Se é para seguir num tapete rolante para o forno do tanatório, não é necessário um caixão todo rebuscado. NÃO QUERO uma cerimónia religiosa, bem como qualquer símbolo religioso! Acerca de flores, também dispenso. Se normalmente não consigo aguentar muito tempo no meio delas, há que manter-me fiel a mim mesma depois de apagar (ainda desato a espirrar ou a ficar cheia de congestão nasal). Roupa preta, desaprovo. Fiquei traumatizada de ver a minha mãe, anos a fio, a combinar preto com preto.

Quem quiser desrespeitar-me, é só fazer o contrário disto tudo. Não terá nenhuma consequência, porque não vou andar a assombrar ninguém. Olhando bem para a minha lista de exigências, pareço uma daquelas celebridades que quer um camarim com ar dos Himalaias, uma banheira com água do Kilimanjaro e 750 toalhas dobradas com orientação para norte.

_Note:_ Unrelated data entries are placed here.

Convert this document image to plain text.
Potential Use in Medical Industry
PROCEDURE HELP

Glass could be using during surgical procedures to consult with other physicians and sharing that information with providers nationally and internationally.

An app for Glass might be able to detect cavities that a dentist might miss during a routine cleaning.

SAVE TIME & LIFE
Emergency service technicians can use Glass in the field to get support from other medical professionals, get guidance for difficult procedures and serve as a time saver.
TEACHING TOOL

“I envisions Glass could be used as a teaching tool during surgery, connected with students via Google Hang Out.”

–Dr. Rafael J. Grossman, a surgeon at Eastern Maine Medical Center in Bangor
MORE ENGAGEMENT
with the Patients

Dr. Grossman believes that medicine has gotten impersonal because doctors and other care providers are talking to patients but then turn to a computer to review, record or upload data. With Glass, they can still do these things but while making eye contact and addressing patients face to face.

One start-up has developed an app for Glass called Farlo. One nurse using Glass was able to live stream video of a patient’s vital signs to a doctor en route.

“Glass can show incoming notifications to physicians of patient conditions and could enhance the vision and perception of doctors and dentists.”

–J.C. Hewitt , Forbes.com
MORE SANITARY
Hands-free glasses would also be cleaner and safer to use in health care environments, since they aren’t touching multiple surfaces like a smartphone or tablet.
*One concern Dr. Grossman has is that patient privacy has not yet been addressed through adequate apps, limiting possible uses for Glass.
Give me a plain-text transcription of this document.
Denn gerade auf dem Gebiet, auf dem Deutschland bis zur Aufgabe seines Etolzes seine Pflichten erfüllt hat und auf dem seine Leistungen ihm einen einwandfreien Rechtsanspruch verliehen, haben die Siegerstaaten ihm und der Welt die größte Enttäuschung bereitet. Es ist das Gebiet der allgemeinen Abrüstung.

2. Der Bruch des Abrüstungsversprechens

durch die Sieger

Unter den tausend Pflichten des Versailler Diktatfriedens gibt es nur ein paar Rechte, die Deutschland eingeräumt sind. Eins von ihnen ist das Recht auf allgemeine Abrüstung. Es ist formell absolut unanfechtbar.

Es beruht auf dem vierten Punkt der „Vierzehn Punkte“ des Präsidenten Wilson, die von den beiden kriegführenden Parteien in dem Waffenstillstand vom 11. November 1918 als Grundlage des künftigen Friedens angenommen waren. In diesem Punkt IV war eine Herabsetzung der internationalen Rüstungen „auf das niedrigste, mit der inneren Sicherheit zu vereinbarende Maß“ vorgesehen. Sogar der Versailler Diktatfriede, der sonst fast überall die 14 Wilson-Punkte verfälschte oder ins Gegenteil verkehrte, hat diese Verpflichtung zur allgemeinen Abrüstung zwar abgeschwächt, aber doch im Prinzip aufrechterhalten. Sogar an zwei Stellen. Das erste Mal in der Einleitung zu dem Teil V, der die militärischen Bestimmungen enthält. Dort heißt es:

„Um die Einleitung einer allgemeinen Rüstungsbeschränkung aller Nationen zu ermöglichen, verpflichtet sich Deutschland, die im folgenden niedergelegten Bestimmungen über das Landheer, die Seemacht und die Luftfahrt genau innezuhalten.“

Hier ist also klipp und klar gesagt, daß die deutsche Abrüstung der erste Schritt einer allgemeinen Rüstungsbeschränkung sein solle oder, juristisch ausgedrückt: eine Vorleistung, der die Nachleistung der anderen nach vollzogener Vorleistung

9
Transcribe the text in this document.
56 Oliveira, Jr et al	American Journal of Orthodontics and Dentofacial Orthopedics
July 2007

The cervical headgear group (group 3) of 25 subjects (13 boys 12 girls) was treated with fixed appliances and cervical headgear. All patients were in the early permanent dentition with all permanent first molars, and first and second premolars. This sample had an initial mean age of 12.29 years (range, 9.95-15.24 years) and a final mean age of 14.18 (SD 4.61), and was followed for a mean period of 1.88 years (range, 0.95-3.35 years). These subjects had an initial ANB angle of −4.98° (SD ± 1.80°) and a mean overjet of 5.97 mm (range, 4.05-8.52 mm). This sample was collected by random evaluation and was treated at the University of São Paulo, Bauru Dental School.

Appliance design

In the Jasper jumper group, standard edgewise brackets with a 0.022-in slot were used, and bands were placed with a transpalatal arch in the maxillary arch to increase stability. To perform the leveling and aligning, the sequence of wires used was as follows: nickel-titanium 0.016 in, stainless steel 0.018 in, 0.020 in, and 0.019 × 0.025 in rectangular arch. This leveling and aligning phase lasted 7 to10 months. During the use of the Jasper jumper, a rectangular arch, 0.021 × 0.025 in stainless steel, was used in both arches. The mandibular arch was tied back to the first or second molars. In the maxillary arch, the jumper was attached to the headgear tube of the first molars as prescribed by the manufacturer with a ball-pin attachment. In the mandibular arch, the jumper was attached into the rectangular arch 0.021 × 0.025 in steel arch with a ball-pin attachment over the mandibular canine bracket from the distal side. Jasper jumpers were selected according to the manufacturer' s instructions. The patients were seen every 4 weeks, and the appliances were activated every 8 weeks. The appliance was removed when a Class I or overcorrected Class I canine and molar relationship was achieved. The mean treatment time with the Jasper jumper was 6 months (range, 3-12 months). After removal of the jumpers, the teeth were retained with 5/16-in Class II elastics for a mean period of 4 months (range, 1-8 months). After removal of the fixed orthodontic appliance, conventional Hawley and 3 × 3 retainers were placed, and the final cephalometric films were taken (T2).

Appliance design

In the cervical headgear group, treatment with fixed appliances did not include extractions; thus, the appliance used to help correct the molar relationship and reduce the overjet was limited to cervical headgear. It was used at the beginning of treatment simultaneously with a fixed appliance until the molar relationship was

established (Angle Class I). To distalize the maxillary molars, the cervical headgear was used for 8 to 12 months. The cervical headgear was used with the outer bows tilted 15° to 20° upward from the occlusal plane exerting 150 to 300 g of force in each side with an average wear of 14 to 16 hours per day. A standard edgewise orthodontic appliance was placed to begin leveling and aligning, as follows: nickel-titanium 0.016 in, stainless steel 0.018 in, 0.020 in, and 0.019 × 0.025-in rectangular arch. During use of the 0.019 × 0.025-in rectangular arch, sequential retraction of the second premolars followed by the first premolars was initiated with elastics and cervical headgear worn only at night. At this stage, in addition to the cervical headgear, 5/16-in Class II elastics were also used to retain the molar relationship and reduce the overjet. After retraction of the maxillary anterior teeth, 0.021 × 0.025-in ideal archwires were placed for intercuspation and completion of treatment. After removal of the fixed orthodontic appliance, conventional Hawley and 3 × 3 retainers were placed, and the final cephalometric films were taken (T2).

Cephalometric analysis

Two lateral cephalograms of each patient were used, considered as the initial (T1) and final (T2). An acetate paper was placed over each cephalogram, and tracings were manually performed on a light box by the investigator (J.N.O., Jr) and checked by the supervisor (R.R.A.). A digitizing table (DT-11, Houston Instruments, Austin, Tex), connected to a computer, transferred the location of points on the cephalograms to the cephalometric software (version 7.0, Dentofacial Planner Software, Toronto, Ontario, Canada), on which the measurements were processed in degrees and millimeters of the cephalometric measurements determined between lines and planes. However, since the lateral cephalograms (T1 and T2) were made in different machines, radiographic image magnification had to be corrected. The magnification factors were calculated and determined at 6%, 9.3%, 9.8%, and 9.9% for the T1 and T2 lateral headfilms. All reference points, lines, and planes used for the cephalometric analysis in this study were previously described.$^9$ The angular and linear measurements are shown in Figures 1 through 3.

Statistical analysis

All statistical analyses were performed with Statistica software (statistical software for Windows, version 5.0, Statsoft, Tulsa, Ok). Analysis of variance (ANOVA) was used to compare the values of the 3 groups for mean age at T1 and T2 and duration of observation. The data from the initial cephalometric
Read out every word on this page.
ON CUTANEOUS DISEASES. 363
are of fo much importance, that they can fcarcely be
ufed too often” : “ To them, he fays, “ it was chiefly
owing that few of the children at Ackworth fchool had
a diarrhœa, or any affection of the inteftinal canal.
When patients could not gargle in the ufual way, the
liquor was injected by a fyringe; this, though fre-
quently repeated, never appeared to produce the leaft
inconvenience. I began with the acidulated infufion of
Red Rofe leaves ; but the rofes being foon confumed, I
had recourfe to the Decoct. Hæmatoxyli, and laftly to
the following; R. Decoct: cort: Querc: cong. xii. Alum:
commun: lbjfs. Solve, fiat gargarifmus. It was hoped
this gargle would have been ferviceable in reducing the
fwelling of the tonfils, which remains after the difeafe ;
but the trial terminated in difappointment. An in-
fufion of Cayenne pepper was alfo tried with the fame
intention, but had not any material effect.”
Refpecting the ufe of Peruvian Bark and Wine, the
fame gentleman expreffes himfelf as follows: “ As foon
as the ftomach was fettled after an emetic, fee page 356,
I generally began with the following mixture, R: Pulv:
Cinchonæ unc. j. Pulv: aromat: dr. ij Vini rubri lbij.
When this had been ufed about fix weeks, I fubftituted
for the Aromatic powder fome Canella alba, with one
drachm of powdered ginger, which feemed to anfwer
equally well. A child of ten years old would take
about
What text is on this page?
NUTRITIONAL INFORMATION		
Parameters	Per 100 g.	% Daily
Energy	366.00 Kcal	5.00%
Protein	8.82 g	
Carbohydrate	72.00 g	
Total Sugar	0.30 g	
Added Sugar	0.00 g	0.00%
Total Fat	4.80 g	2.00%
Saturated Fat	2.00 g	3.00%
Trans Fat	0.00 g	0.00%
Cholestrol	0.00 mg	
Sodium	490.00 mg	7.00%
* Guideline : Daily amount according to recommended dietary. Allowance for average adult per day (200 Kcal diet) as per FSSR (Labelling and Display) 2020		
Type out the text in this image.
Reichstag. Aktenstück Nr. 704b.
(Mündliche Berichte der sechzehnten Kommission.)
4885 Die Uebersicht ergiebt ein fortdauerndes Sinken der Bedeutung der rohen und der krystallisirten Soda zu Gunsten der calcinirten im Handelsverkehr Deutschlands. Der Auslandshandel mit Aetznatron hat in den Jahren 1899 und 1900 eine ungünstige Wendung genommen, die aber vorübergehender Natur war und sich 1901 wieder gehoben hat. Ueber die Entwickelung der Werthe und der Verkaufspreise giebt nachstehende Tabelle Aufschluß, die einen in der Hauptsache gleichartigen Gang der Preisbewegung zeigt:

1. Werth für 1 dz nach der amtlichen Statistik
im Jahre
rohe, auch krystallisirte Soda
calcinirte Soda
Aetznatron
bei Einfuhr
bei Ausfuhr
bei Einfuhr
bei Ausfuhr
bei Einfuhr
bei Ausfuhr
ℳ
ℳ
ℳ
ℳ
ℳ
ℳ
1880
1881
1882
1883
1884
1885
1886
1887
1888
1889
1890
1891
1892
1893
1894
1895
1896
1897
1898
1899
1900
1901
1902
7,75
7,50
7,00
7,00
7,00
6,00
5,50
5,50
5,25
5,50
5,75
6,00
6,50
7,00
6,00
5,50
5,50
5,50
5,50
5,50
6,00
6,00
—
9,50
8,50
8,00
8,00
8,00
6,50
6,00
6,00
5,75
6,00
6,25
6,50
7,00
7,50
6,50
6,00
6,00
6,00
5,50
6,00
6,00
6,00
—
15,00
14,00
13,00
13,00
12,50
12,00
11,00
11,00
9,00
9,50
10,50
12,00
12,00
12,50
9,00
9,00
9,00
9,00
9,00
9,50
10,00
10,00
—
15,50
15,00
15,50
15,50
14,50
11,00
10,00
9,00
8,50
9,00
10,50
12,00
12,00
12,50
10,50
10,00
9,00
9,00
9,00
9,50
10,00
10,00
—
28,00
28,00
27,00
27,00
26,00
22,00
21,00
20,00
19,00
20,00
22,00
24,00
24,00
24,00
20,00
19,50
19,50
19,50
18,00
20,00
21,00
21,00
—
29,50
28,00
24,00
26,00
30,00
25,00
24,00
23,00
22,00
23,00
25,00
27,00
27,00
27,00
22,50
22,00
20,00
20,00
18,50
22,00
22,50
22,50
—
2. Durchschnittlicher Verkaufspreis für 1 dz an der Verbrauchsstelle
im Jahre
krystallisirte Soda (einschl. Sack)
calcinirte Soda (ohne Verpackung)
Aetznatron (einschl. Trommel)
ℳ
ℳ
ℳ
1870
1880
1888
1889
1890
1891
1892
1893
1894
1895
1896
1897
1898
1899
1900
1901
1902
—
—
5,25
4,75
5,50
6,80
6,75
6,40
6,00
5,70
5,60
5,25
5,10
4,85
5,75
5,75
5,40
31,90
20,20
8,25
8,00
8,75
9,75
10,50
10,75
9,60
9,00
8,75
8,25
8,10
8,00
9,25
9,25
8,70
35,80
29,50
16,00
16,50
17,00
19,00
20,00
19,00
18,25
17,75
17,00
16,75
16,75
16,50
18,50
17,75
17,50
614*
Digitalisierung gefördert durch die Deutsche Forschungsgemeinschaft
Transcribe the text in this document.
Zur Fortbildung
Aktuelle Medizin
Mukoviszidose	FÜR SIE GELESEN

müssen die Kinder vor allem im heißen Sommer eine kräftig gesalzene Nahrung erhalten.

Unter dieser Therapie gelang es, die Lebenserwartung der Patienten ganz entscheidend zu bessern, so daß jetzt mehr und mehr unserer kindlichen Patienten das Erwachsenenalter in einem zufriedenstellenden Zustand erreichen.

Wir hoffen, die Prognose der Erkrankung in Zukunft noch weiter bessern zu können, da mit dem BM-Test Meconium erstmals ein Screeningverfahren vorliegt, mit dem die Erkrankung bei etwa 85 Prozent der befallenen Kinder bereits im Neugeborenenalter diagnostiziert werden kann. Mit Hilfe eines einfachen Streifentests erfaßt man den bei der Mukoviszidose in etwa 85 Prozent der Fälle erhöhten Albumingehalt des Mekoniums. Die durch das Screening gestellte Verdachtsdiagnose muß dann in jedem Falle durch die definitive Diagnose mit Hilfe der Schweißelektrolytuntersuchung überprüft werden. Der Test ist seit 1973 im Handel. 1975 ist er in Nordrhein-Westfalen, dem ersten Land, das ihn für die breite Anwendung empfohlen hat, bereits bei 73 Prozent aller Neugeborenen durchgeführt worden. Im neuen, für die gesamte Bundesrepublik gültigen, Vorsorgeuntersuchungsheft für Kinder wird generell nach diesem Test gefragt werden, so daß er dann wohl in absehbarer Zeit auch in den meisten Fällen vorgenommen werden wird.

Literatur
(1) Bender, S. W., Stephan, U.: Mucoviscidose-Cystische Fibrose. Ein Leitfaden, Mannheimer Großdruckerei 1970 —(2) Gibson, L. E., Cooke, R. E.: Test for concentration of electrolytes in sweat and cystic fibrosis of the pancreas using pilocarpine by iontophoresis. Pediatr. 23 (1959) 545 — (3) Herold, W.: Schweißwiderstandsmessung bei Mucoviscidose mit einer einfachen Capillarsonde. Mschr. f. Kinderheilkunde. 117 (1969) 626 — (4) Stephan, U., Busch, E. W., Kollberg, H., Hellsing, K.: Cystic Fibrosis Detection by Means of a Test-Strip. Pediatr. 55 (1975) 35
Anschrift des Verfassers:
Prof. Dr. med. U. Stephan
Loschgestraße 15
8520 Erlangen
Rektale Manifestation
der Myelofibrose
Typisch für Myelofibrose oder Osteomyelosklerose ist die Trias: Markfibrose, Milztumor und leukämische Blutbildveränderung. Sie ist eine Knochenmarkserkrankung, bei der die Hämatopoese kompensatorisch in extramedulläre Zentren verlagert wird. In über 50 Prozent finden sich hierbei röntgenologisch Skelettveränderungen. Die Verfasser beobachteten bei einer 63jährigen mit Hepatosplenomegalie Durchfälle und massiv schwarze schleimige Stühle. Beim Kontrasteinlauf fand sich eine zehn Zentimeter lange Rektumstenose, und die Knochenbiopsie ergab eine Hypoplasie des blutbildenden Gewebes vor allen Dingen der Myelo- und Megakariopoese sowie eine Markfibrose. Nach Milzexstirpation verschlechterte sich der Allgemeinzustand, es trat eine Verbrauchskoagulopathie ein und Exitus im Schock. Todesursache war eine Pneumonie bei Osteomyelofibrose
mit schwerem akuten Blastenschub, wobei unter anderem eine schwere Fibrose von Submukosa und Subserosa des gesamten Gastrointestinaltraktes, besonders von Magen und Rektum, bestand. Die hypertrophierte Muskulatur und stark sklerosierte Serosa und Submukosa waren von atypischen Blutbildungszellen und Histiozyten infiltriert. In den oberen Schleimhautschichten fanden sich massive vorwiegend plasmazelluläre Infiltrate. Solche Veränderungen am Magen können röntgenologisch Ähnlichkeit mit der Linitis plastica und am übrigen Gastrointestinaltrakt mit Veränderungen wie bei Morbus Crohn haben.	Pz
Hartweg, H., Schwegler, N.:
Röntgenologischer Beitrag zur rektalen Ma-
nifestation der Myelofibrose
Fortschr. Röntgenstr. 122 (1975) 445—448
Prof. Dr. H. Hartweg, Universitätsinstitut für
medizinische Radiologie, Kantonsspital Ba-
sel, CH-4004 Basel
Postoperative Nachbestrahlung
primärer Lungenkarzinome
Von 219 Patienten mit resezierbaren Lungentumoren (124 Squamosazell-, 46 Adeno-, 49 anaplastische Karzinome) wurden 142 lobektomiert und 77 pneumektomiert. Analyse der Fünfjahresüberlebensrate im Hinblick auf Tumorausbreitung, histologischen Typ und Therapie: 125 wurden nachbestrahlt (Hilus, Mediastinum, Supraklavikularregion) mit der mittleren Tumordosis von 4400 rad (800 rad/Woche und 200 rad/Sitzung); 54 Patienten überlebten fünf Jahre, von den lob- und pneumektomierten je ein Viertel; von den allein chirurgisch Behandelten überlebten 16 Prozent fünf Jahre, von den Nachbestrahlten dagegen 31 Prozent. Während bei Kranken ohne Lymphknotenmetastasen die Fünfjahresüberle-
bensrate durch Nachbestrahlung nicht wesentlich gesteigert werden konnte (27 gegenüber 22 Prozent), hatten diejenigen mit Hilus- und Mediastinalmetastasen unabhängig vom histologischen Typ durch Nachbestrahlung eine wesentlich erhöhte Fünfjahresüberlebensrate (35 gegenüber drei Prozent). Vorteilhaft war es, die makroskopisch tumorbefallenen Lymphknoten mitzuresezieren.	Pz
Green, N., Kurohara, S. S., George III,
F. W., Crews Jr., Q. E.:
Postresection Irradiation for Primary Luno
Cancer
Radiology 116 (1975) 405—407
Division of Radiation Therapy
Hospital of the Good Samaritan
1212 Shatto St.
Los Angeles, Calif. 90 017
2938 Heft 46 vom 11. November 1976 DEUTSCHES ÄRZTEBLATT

Acerca da abécula que falei mais acima, dois anos depois do funeral tornei a estar numa missa presidida por sua excelência, numa situação profissional, noutra freguesia, porque não aguentou muito tempo na minha. Como a estupidez daquele ser é crónica, começou outra vez a fazer aquilo em que ele é melhor, que é ser um palerma. Saí porta fora, em plena missa, enquanto ele continuava com o seu sarcasmo a roçar a má formação, dirigido aos alvos daquele dia. Depois de mim, várias pessoas abandonaram a igreja, incrédulas com a boçalidade daquele energúmeno que viram pela primeira vez.

Se temos possibilidade de idealizar enquanto as nossas faculdades mentais estão boas, porque não? Há duas ou três pessoas a quem já partilhei para saberem o que fazer quando chegar a altura, se tiverem realmente intenção de ir de acordo com a minha vontade.